Tuesday, December 3, 2019

Core Post - Waste! A Creative Proposition

The Dead Media Research Lab (Medianatures) is a rabbit hole of ingenuity, obsolescence, and delight. It “proposes creative research into the intelligent repurposing and reuse of [abandoned] devices” and provides as inspiration an expansive archive of past media examples. Keeping its definition of media broad enough to include British postal fraud and Chicago freight tunnels (an entire section called “pigeons pigeons pigeons!”), this taxonomy of dead media claims the offshoots and outgrowths that died on the vine or thrived and were forgotten—creating a vast space in which to imagine so much more from the raw materials now poisoning the global South in huge heaping piles of e-waste.

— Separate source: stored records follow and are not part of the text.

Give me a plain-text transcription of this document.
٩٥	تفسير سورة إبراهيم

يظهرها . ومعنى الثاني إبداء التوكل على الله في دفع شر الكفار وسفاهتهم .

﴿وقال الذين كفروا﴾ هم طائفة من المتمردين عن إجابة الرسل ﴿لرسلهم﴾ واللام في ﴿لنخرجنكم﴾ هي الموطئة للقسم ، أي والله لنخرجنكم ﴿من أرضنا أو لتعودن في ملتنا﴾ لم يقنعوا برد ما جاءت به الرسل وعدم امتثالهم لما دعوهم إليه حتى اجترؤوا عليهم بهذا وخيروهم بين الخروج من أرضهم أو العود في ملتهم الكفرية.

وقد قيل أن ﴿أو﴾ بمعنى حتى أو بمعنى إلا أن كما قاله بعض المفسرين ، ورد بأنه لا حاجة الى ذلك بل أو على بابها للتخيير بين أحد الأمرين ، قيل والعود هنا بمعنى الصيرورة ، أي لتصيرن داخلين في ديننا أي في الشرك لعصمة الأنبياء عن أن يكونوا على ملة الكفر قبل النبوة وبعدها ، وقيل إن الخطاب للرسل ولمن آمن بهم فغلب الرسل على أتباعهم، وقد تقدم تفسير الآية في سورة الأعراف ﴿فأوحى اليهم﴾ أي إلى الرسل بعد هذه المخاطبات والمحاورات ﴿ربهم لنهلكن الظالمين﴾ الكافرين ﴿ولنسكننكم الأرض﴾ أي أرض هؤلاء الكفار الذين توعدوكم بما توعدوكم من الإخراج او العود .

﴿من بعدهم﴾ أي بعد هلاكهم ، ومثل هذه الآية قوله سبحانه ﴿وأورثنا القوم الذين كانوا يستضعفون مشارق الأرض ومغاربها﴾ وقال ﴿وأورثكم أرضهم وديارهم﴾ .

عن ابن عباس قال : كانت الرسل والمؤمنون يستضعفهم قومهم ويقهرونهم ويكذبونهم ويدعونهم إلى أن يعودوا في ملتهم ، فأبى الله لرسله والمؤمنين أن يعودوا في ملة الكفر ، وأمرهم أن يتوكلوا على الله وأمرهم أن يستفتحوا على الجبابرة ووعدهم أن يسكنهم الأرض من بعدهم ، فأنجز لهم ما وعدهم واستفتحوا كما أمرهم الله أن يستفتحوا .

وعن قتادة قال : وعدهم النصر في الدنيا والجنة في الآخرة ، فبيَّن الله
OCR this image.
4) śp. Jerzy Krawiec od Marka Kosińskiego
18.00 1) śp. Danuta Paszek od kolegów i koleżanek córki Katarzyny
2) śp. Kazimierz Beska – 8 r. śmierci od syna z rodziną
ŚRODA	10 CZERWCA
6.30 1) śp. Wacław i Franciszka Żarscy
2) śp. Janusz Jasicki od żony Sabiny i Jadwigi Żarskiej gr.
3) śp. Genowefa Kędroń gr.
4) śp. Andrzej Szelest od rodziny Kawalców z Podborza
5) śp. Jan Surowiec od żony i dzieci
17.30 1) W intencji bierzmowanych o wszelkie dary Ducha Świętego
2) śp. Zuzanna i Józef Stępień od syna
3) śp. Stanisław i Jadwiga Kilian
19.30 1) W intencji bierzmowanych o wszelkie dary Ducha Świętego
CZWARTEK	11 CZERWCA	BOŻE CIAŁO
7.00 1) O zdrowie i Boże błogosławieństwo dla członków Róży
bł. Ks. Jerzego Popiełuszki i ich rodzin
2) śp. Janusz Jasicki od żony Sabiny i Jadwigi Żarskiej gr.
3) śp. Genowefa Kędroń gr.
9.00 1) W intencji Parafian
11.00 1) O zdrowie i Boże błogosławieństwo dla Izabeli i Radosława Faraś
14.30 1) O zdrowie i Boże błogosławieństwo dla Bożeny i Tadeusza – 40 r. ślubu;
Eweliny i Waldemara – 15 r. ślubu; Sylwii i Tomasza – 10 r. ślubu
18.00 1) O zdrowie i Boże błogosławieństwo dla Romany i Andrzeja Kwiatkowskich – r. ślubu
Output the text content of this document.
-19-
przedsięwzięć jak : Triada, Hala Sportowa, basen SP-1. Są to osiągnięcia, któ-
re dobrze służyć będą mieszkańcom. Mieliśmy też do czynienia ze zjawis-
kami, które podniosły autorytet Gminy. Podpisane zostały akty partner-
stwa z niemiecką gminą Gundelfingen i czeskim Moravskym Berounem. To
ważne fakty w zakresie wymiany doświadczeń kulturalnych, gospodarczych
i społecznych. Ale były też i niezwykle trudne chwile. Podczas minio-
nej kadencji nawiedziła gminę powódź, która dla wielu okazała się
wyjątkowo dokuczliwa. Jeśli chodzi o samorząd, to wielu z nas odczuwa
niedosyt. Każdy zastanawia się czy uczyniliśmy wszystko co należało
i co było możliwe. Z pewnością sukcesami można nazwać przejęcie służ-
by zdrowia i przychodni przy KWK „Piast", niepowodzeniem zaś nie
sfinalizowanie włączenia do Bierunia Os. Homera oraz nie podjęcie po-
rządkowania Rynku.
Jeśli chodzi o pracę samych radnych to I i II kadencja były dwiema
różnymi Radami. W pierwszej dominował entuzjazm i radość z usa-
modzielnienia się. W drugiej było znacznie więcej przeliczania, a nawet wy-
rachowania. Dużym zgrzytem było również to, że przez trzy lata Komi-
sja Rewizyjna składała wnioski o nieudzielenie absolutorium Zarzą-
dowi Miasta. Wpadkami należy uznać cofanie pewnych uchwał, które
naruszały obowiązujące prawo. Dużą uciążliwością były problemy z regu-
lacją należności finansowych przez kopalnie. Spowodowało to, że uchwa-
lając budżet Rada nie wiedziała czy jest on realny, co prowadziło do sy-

I mentioned the postal cypher, and another favorite were the Flower Codes, which in the 18th Century used different flora to communicate messages of romance and intrigue, e.g. “Mistletoe - difficulties, I surmount,” “Holly - Am I forgotten,” and “Christmas rose - relieve my anxiety” (I went with a holiday/end-of-semester theme). It’s interesting to think of language itself as medium and/or to question whether it’s the material substrates on which it travels that are the medium. Could the codes, cyphers, phonemes, sounds be those substrates as well?

And how can these media be perverted toward alternative ends, such as allowing the poor to send messages postage free? How do subversive infrastructures always form on or in spite of sanctioned infrastructures? Can the more ethical, queer, kind, ecological ones be scaled up? Or are they necessarily antagonistic to but a barnacle on the extractive, late-capitalist systems? In relation to this week’s theme and the project’s stated aim, how does looking back at this cabinet of media curiosities change how one might relate more creatively to contemporary media before it becomes e-waste?

Fisher Price Pixelvision cameras could be a model for how to work with media before labeling them obsolete, because it shifted its own codes of use in a couple different ways. Marketed as a children’s toy camcorder, it was a dud in that market but was taken up by adult professional film makers. Additionally, it uses audio cassette tapes run at high speed as its recording medium, lending “a distinctively hazy, dream-like quality to almost everything it shoots.” By design it distorts the original purpose of its materials and then its unexpected users found additional ways to take advantage of its shortcomings as affordances, distorting them to their own purposes. What digital objects surrounding us might we imagine doing the same with now?

Also of particular interest, thinking about different kinds of archiving and the impulse to digitize: The data from archeological digs preserves less than the ground itself preserved those objects before they were dug up.